His post came two days after the Catholic Church stated its stand on the LGBT (lesbian, gay, bisexual and transgender) issue.
In an open letter published on the Catholic News website, Catholic Archbishop Goh maintained that the family - comprising a father, mother and children - remains the basic building block of society, and that LGBT sexual relationships are not "in accordance with the plan of God" and "should not be promoted by Catholics".
But Dr Wijeysingha, 44, a former Singapore Democratic Party member, argued that the Catholic leadership "has no authority whatsoever, moral or otherwise, to comment on whom I can and cannot love".
"The universal church is guilty of the systematic rape and abuse of children committed to the care of a clergy ostensibly vowed to celibacy," he said. "While not as extensive as other dioceses, the local church in Singapore is not exempt. Some years ago, it was embroiled in a scandal involving a historical allegation of sexual abuse by a priest."
In response, the Archdiocese Communications Office said: "The Church's stand on sexuality should not be distorted. The intent of our message is to clarify to (the Catholics) its position with regard to the family from the perspective of faith in Christ and His Church, and not to engage in a debate on the issue of LGBT purely on the level of reason."

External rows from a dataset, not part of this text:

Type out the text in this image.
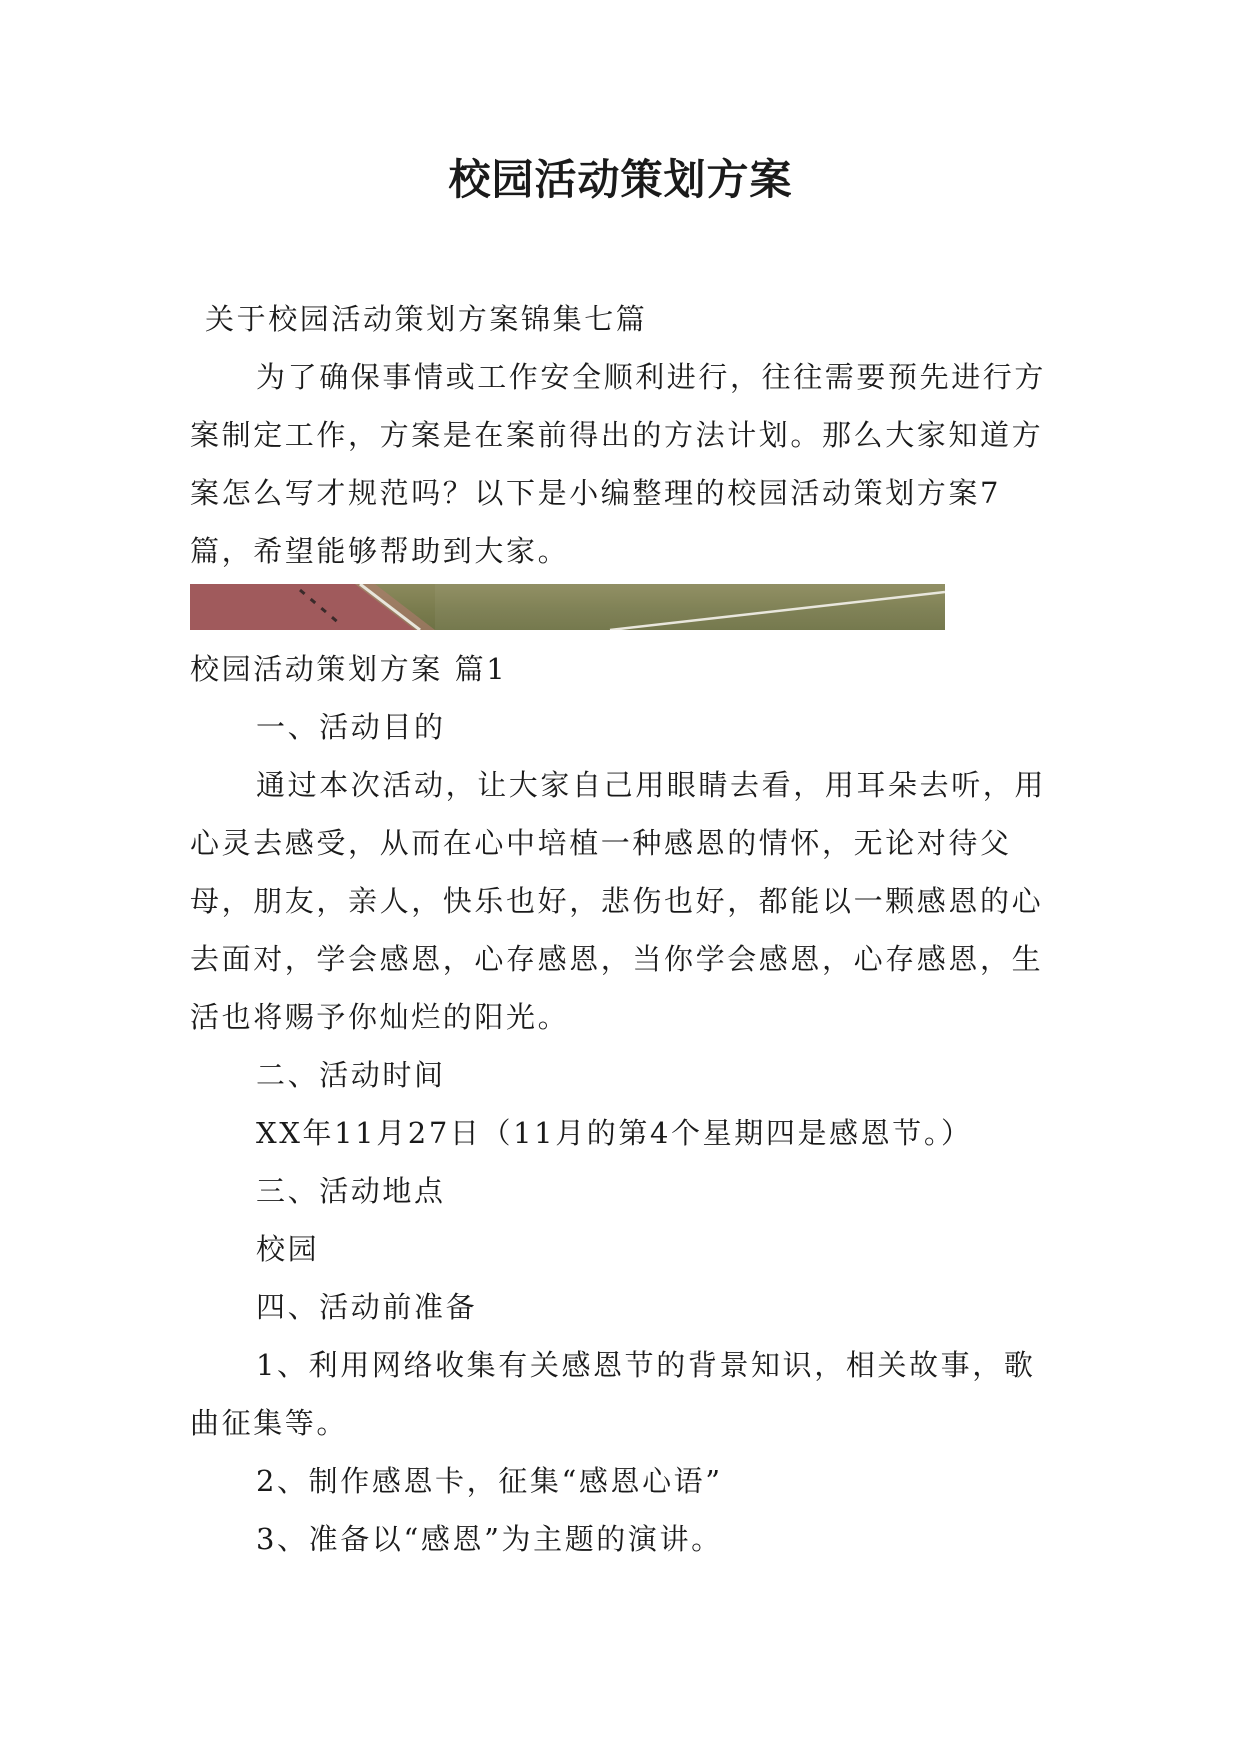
校园活动策划方案

关于校园活动策划方案锦集七篇

为了确保事情或工作安全顺利进行，往往需要预先进行方案制定工作，方案是在案前得出的方法计划。那么大家知道方案怎么写才规范吗？以下是小编整理的校园活动策划方案7篇，希望能够帮助到大家。

校园活动策划方案 篇1

一、活动目的

通过本次活动，让大家自己用眼睛去看，用耳朵去听，用心灵去感受，从而在心中培植一种感恩的情怀，无论对待父母，朋友，亲人，快乐也好，悲伤也好，都能以一颗感恩的心去面对，学会感恩，心存感恩，当你学会感恩，心存感恩，生活也将赐予你灿烂的阳光。

二、活动时间

XX年11月27日（11月的第4个星期四是感恩节。）

三、活动地点

校园

四、活动前准备

1、利用网络收集有关感恩节的背景知识，相关故事，歌曲征集等。

2、制作感恩卡，征集“感恩心语”

3、准备以“感恩”为主题的演讲。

Several priests contacted by My Paper declined to comment, but one said that Catholics should "follow the teachings of the Church, and not the example of the priest" if he has done wrong.
Carol Balhetchet, senior director of youth services of Singapore Children's Society, who is a Catholic, added: "I'm really sorry that it happened to Vincent, if it's true. It could be very traumatic, my heart goes out to him. But an action of one person should not reflect negatively on the whole cohort or religion."
Meanwhile, the Fellowship of Muslim Students Association expressed its support for the Wear White campaign.
The campaign was launched by an Islamic religious teacher to get Muslims to wear white on Saturday to protest against the Pink Dot event by the LGBT community on that day to promote "the freedom to love".
The Islamic Religious Council of Singapore advised mosque staff against being confrontational or vilifying those who lead a LGBT lifestyle or who attend the Pink Dot event.